Синяки на руках прошли быстро, рана же в сердце, нанесенная красавицей, саднила долго. Мне было двадцать четыре, и я читал работы основоположников негритюда [3]3
Культурно-философская и идейно-политическая доктрина, в основе которой лежит концепция самобытности, самоценности и самодостаточности черной расы.
[Закрыть], читал Сезера, Сенгора и прочих приверженцев этого течения. Читал «Корни» Алекса Хейли о поисках его предков, вывезенных в трюмах судов из Гамбии в Северную Америку. Эта книга стала моей библией. Я страдал вместе с рабами, ходил вместе с ними в ярме, испытывал гнет в сотнях его разновидностей. Читая эти книги, я понял, почему зло надо пресекать в корне и не откладывать проявление гражданского мужества на благоприятный момент. Проявлять его требовалось немедленно, в момент совершения несправедливости, и только трусость каждого из нас превращала этот мир во многих его местах в смердящий свинарник. Я был предан этой заповеди всеми фибрами души, но чего стоили эти идеалы, если слабые не желали, чтобы им помогали, и умышленно не замечали протянутой мною руки?

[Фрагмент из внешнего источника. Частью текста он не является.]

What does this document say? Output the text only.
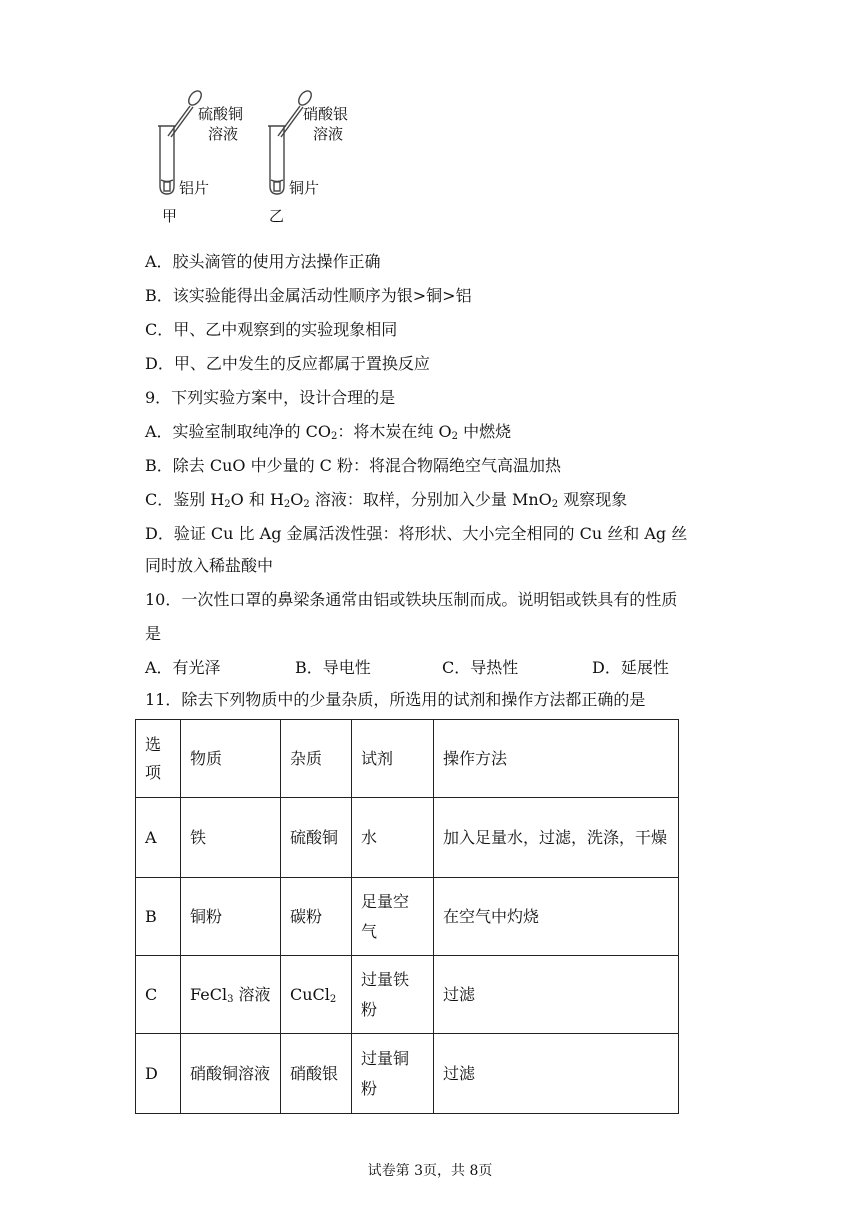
硫酸铜
溶液
铝片
甲
硝酸银
溶液
铜片
乙
A．胶头滴管的使用方法操作正确
B．该实验能得出金属活动性顺序为银>铜>铝
C．甲、乙中观察到的实验现象相同
D．甲、乙中发生的反应都属于置换反应
9．下列实验方案中，设计合理的是
A．实验室制取纯净的 $CO_2$：将木炭在纯 $O_2$ 中燃烧
B．除去 CuO 中少量的 C 粉：将混合物隔绝空气高温加热
C．鉴别 $H_2O$ 和 $H_2O_2$ 溶液：取样，分别加入少量 MnO$_2$ 观察现象
D．验证 Cu 比 Ag 金属活泼性强：将形状、大小完全相同的 Cu 丝和 Ag 丝
同时放入稀盐酸中
10．一次性口罩的鼻梁条通常由铝或铁块压制而成。说明铝或铁具有的性质
是
A．有光泽	B．导电性	C．导热性	D．延展性
11．除去下列物质中的少量杂质，所选用的试剂和操作方法都正确的是
选项	物质	杂质	试剂	操作方法
A	铁	硫酸铜	水	加入足量水，过滤，洗涤，干燥
B	铜粉	碳粉	足量空气	在空气中灼烧
C	FeCl$_3$ 溶液	CuCl$_2$	过量铁粉	过滤
D	硝酸铜溶液	硝酸银	过量铜粉	过滤
试卷第 3页，共 8页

В номере отеля, который я покидал на следующей неделе лишь для того, чтобы перекусить в ресторане на углу, я раздумывал над своим будущим и хорошо помню, как вечером первого дня напустил воды в ванну: надо было смыть с себя весь стыд и позор. Пусть эта африканка сидит в своем дерьме, я же поищу таких людей, которые сумеют оценить мою готовность вступиться за оскорбленных и униженных. В Восточной Европе империи рушились как карточные домики – и почему? Потому, что люди страстно и дружно протестовали. Потому, что не прятали голову в песок. Тот, кто не восстает против несправедливости, заслужил ее – таково было мое убеждение, и я вновь и вновь убеждал себя в этом, ибо в голове у меня грохотало издевательское прищелкивание. Первая встречная расфранченная девица полоснула ножом по моим идеалам. А что стоило этой мадемуазель подать какой-нибудь добрый знак, еле заметным жестом выказать уважение? Она же, увидев, что кто-то слабее ее, тут же переметнулась на сторону сильного – на сторону угнетателей. Из-за нее я торчал во враждебно настроенном ко мне городе, в засаленном скоплении обшарпанных домов, в дешевеньком гостиничном номере. А теперь вот сидел в кургузой, заляпанной известкой ванне. В утешение я старался внушить себе, что она вообще не африканка. По крайней мере, не настоящая. Наверняка ее удочерили какие-нибудь дизайнеры: решили украсить семейный интерьер ребеночком шоколадного цвета. Ее нельзя было упрекнуть в отсутствии социально развитого сознания: как любой пария, ставший парвеню, она отреклась от своего рода и племени, и в тот момент, когда ее назвали черной, не встретив с ее стороны возражений, она стала именно таковой – стала человеком, потерявшим к себе всякое уважение. Вытягивая из сливного отверстия затычку, я увидел перед собой ее лицо – лицо, по несчастью, прекрасное – и мысленно стал обзывать ее черной – поначалу стыдливо, робко, потом все смелее, четче, пока это слово не начали складывать мои губы и пока я не отважился произнести его вслух, облечь в звуки: черная… черная… черная…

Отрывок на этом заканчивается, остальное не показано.